In conclusion, in the present study using a sheep model it was demonstrated for the first time that bone turnover processes and new bone formation takes place in a non-irritated middle ear and especially at the stapes footplate by using fluorochromes sequence labelling. Because of the staining with four different fluorochromes, the greatest activity of the osteoblasts and thus the formation of new bone could be proven two to three weeks after application. Therefore, the thesis that the stapes footplate is a bioinert area can be refuted. Because of this, the bone in the middle ear on the stapes footplate seems to renew itself at regular intervals. However, fracture healing and osseointegration of prostheses require an additional sufficiently large activating stimulus6. Moreover, it is not yet known to what extent bone remodeling and thus osseointegration in the middle ear are influenced by age, gender, hormone status, medication, and various diseases, including bone metabolism.

Limitation

In this study, active bone metabolism was visualized for the first time using fluorochrome sequence labelling, which enables the processes to be resolved over time. Due to the small size of the footplate and the method chosen to visualize bone metabolism, the preparation had to be prepared using the modified thin section technique according to Donath. Here, the tissue block to be analyzed is gradually ground down so that only reflected light microscopy could be performed. For a more detailed histological visualization of the (newly formed) bone, transmitted light microscopy using sectional preparations would be necessary, which could not be realized in this study design. The limitation of the study lies on the one hand in the small number of stapes specimens analyzed. As this study was carried out as part of a larger animal study, the number was considered a sufficiently large reference group. An increase in the number of specimens was not considered appropriate due to the consideration of the statistical significance and the ethical justifiability of killing additional animals. On the other hand, the method of fluorochrome fluorescence marking in conjunction with the histological processing method of the modified thin section technique according to Donath was chosen for this series of experiments.

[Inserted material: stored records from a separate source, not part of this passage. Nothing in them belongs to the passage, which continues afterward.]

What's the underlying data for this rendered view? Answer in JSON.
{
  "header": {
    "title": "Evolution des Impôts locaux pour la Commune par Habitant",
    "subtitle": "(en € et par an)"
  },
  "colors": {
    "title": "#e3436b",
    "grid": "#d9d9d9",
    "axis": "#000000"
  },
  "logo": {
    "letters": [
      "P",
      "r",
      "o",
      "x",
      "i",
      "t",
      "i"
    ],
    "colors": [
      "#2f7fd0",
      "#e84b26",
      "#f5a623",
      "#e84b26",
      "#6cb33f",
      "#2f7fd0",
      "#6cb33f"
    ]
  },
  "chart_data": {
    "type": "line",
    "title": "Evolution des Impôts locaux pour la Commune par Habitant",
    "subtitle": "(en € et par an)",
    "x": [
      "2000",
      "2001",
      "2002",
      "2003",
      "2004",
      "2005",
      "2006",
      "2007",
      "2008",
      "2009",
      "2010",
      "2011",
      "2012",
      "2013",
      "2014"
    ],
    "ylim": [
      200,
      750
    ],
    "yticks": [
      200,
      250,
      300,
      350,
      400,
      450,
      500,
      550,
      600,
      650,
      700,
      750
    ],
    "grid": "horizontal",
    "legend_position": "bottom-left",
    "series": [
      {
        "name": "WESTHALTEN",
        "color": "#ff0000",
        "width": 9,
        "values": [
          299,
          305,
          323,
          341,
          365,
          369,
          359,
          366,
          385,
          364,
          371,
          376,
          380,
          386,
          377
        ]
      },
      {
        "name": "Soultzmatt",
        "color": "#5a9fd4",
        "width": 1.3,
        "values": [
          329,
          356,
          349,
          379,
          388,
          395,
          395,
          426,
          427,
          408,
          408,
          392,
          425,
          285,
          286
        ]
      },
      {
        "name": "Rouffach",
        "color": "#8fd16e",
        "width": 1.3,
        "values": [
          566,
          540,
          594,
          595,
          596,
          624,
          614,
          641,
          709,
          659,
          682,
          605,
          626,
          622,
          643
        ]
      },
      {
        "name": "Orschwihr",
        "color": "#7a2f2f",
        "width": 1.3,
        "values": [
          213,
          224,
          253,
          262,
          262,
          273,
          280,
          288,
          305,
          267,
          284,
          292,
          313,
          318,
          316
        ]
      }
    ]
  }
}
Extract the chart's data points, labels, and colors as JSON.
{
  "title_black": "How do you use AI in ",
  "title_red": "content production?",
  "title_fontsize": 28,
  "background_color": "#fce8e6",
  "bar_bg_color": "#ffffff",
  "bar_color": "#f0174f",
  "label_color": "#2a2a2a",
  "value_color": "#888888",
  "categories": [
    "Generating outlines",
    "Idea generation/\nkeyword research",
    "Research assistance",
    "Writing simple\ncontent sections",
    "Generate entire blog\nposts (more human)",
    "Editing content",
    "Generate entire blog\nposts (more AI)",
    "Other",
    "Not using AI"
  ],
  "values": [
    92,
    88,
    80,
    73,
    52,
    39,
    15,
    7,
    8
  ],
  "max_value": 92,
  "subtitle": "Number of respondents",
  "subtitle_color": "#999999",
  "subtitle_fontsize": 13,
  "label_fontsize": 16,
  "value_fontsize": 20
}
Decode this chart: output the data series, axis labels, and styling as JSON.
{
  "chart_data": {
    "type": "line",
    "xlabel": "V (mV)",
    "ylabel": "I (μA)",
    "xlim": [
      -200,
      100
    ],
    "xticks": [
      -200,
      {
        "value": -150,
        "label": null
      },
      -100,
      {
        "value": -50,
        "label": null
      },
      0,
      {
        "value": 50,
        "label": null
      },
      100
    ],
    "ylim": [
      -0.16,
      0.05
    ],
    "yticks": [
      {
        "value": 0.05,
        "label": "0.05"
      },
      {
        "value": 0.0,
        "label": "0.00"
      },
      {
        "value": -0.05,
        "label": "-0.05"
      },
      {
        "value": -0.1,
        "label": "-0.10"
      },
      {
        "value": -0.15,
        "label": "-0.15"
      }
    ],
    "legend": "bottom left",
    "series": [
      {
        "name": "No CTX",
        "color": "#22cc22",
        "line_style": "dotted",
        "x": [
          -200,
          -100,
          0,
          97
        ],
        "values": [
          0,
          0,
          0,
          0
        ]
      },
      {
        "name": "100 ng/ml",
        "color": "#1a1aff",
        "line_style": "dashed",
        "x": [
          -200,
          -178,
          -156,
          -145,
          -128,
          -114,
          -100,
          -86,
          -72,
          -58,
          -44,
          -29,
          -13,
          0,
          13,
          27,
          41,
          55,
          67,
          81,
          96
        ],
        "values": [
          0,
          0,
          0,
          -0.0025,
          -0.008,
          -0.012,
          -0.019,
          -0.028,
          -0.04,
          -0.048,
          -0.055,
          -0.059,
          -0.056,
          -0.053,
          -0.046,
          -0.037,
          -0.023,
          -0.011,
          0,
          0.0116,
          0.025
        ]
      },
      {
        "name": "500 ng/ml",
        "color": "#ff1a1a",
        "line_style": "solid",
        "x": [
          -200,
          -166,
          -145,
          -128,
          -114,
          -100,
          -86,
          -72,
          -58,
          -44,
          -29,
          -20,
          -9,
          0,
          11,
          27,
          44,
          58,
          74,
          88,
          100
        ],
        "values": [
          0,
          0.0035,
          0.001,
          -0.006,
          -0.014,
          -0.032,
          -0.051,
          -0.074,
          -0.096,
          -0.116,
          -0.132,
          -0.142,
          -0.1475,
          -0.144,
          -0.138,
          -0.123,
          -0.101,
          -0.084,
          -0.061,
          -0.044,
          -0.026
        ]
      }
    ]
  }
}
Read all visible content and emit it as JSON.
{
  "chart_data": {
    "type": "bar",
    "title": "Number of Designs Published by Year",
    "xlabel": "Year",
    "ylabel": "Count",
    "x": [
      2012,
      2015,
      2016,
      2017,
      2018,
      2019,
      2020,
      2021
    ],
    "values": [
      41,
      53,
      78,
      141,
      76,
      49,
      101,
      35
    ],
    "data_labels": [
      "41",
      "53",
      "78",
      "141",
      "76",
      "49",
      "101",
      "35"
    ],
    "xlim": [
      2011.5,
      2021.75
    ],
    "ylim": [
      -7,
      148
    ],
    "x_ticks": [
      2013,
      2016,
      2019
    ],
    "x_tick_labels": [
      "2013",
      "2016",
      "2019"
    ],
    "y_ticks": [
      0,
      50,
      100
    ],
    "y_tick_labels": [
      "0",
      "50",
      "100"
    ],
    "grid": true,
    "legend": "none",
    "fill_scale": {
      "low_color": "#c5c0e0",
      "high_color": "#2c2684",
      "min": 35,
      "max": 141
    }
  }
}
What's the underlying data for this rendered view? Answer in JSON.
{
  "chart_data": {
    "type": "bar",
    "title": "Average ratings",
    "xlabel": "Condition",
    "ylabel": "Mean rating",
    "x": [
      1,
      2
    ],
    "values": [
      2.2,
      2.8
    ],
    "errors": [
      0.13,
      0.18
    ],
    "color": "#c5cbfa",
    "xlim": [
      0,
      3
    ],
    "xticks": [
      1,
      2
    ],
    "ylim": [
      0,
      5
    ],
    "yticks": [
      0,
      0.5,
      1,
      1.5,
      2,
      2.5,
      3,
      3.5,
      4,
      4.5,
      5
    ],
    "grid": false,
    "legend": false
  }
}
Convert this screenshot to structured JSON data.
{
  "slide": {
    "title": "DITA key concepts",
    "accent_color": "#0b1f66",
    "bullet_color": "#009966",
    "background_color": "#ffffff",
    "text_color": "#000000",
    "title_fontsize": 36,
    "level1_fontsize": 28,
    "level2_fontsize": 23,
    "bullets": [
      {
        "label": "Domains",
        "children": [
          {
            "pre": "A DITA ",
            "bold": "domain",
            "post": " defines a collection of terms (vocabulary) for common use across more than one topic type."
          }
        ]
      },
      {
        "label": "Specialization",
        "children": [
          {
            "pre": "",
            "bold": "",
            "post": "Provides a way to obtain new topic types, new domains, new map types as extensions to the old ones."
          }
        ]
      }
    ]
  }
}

This method enabled a good visualization of the fluorochromes in the stapes, but meant that a histological evaluation could be carried out with the less precise reflected light microscopy. Transmitted light microscopy on sectional preparations, which is better for the histological imaging of bone and its new formation, was therefore not possible. Whether the bone metabolism processes observed on the basis of fluorochromes can be attributed exclusively to newly formed bone or to bone remodeling processes cannot ultimately be definitively proven. However, it can be established that in all 10 ears treated in the manner described, fluorochromes can be visualized with the corresponding progression over time. Therefore, an increased bone metabolism and thus new bone formation must be assumed. There is no other explanation for the ingrown prostheses described in the literature.